Driven Damped Pendulum I: Period Doubling and Chaos
In the limit of small amplitude oscillations, this is the driven damped oscillator explored in previous applets.
But for larger oscillations, the system exhibits surprising new phenomena: period doubling and chaos, as discussed, for example in Taylor’s Classical Mechanics, and summarized in my online lecture.
With this applet you can explore a whole range of novel behaviors: for a small sinusoidal driving force, the response is at the same frequency as the driver,
but at a certain strength, the response period doubles, and the doubling repeats at diminished intervals, and goes to infinity: that is, no period in the response, just chaos.
Yet further increases in driving strength bring back periodicities for certain strength ranges.
But why spend time examining the complex behavior of this simple-looking system?
Because, it turns out, the behavior exhibited here occurs in many, many systems, some far more complicated. The period doubling and onset of chaos have surprising universality.
Walk Through
First, we have set the damping force and driving frequency equal to those in Taylor’s book, to verify that the applet can reproduce the computer-generated graphs he shows,
which it does. But you can set the damping force over a wide range, and explore the differences.
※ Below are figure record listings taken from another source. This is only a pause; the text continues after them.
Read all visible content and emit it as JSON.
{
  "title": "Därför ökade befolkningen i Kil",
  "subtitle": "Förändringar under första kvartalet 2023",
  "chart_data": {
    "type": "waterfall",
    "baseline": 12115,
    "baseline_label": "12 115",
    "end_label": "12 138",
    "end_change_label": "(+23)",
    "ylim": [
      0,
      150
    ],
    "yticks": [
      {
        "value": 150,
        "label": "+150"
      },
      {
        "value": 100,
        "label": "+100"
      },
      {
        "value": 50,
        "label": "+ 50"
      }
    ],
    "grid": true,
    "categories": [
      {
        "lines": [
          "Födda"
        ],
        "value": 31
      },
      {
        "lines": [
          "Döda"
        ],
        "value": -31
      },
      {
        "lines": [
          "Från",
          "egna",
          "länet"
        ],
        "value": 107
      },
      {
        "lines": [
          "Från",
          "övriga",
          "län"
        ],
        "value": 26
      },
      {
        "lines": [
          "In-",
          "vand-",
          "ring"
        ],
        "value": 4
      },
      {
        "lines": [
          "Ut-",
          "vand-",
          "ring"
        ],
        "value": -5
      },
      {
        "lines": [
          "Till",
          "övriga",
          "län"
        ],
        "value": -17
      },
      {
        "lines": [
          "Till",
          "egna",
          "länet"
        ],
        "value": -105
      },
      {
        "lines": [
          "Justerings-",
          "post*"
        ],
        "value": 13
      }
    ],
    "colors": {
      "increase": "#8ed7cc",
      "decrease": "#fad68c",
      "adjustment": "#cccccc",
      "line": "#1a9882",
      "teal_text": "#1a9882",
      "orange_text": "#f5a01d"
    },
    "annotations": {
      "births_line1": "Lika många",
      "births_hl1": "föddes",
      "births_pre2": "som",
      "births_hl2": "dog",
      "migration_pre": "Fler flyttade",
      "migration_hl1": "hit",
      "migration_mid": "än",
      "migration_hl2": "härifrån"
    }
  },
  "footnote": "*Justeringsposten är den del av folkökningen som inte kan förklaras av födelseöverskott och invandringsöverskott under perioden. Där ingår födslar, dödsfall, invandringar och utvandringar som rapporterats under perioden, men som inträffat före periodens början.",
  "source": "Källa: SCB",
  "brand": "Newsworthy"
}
The variable γ is a measure of the relative importance of the driving force compared to the gravitational torque. For γ less than one or so, gravity dominates.
The applet is initially set for γ = 0.9. Run the applet and note it’s fairly close to sinusoidal, even though the pendulum is swinging above the horizontal. (But not that close! Click dφ/dt and be surprised. And explain -- Hint: leading correction is proportional to cos3ωt.)
Note the up and down (really left and right for the physical pendulum) amplitudes agree to five figures after six cycles with dt = 0.5 milliseconds.
Now: γ = 1, looks similar, but takes about 100 cycles for left and right amplitudes to agree to 5 figures.
Something interesting happens between γ = 1.004 and γ = 1.005: transients take hundreds of cycles to settle down, (1700 at 1.004, run it at speed 50, and watch the amplitude number) but when they do we find that the left-right symmetry is broken at 1.005! Yet this is a left-right symmetric system. The mirror image pendulum swing is achieved by appropriately adjusting the initial angle. It's also worth looking at the pendulum click at top right of screen, say at 1.006.
Continuing, for γ = 1.05: wild initial swing, then after four cycles or so,
settles down (after circling). Type these numbers in: 1.051 will give different transient behavior. (Notice that taking initial phase -90, as Taylor usually does, often eliminates prolonged transient behavior.) γ = 1.06: takes 8 or so cycles to settle. 1.07: once it’s settled, track the heights of successive peaks (or dips) as
recorded in the amplitude, middle turquoise figure in bottom box (it's the most recent extremum--it will take about 50 cycles for the numbers to recur to 4 figure accuracy. Use the play speed slider to get there fast, then slow down to see what's happened). They alternate in height! You can see this more easily by moving the horizontal red line (slider just under the graph). The period has doubled: also easy to see by just watching the pendulum. Try γ = 1.073, compare with fig 12.5 in Taylor’s book: take dt = 0.02 msec, speed = 50, horizontal scale = 0.15, initial angle zero. (If you repeat with dt ten times bigger, the only difference is a slight late change in the transient behavior.)
These initial swings are very sensitive to γ: try varying it by 0.001.
Or, better, check out the next applet, which will plot the two curves simultaneously.
Try γ =1.077 to find a period three final oscillating state. Now change the initial angle to -90 degrees: a quite different result! .
Evidently there are (at least) two different final oscillating states possible, depending on initial conditions. Such final states are called “attractors”.
Note the resemblance of the three cycle to the initial wanderings at other γ values. You can explore different initial angles to see what happens.
Use the amplitude readout to find further period doubling (keeping the initial angle at -90 degrees) at γ = 1.081 there is period 4, at 1.0826 period 8, and at 1.0829 there is no periodicity: this is chaos. Finally, plot γ = 1.4. Look at the graph, then look at the pendulum. Then plot dφ/dt. Notice it's periodic, not chaotic.
Important! Near bifurcations, there are long-lived transients. Use the speed slider to speed things up: you can go to speed 50, run for hundreds or even thousands of cycles in a short time, then pause, set speed to 1 or 2, play, and read out the amplitude (the most recent extremum), to look for periodicity. The high speed doesn't affect accuracy, just prints a lot less dots. In fact, by staring at the pattern generated at speed, it's often easy to see the changes in periodicity.
Next, try different values of damping, initial angle, γ, etc.